In a range of files, I want to see which line has atleast 4 times the same occurence of the same word. This word can be any word.
So input:
a a a b b e e e o o o o p p p y y y w r r r u u i i o o r x x o o i i p p z z y y
Output:
o o o o p p p y y y w r r r u u i i o o r
What I have tried at the moment is to make sure that sentences are put separate, ready to be processed basically.
cat * |
tr '\n' ' '|
sed 's/[.!?;"]/ & /g' |
sed 's/[.!?]/&\n/g'|
grep -E -w '\b([[:alnum:]]*)\{4*\}\b'
But my grep doesn't get anything, so how do I get that Grep only prints out all sentences which contain a word which occurs atleast 4 times in it?
With GNU grep
, you can use a PCRE regex like
grep -P '\b(\w+)\b(.*\b\1\b){3}'
See the regex demo.
Test in Ubuntu 18.04.4 LTS:
Details
\b(\w+)\b
- a whole word (captured in Group 1) (\b
is a word boundary and \w
matches letters, digits or underscores)(.*\b\1\b){3}
- three occurrences ({3}
) of any text followed with the same value as in Group 1 (as \1
is an inline backreference to Group 1 value) as a whole word (again, \b
word boundaries are used.)
You can simplify by putting the word bounds in the group:
grep -E '(\b\w\b)(.*\1){3}'
. Unless there's an edge case I haven't thought of.@wjandrea The capturing group only keeps the value, not the pattern. So,
\1
is unaware of the fact if the string it holds was captured as a whole word or not.
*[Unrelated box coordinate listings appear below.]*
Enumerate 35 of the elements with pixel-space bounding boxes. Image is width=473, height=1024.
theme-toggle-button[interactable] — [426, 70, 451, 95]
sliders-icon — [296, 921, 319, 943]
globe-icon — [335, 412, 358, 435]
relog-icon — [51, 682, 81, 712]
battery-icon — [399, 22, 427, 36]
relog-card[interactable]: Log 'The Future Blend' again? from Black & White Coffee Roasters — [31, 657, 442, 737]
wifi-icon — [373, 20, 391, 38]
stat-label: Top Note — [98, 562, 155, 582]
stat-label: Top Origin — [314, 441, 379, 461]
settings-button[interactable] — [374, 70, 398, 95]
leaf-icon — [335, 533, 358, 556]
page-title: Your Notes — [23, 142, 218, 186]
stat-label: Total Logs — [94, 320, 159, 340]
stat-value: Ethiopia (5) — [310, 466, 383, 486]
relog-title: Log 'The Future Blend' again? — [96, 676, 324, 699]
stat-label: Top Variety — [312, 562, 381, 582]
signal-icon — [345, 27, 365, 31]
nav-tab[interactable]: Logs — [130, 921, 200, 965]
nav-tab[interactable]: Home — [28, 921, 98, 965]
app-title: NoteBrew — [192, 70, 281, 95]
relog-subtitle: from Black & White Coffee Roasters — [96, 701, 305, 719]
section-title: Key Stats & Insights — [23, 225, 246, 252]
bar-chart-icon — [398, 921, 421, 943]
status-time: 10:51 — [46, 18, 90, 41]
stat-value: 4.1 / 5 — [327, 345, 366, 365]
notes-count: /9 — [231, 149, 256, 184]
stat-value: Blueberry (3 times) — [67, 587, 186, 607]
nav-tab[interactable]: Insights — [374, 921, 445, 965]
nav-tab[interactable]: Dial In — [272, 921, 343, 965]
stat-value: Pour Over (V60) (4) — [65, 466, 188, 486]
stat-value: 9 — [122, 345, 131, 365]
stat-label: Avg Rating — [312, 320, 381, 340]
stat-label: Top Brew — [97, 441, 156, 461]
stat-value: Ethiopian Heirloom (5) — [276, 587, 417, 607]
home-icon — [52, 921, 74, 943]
We need all the word boundaries I used in the pattern.Ah, I see, if you use input like
o do to moe
, mine matches it (false positive), yours doesn't.I am also getting false positives with yours solution @WiktorStribiżew. It most likely has to do with the first word boundary, I would say.
en vrouwen gelijk voor de wet en maken we geen
is one of my results, but the word en does not pop up separately 4 times. It does if you count the en inside of the words.Ah yes this seems to work. Thank you for the solution to my problem.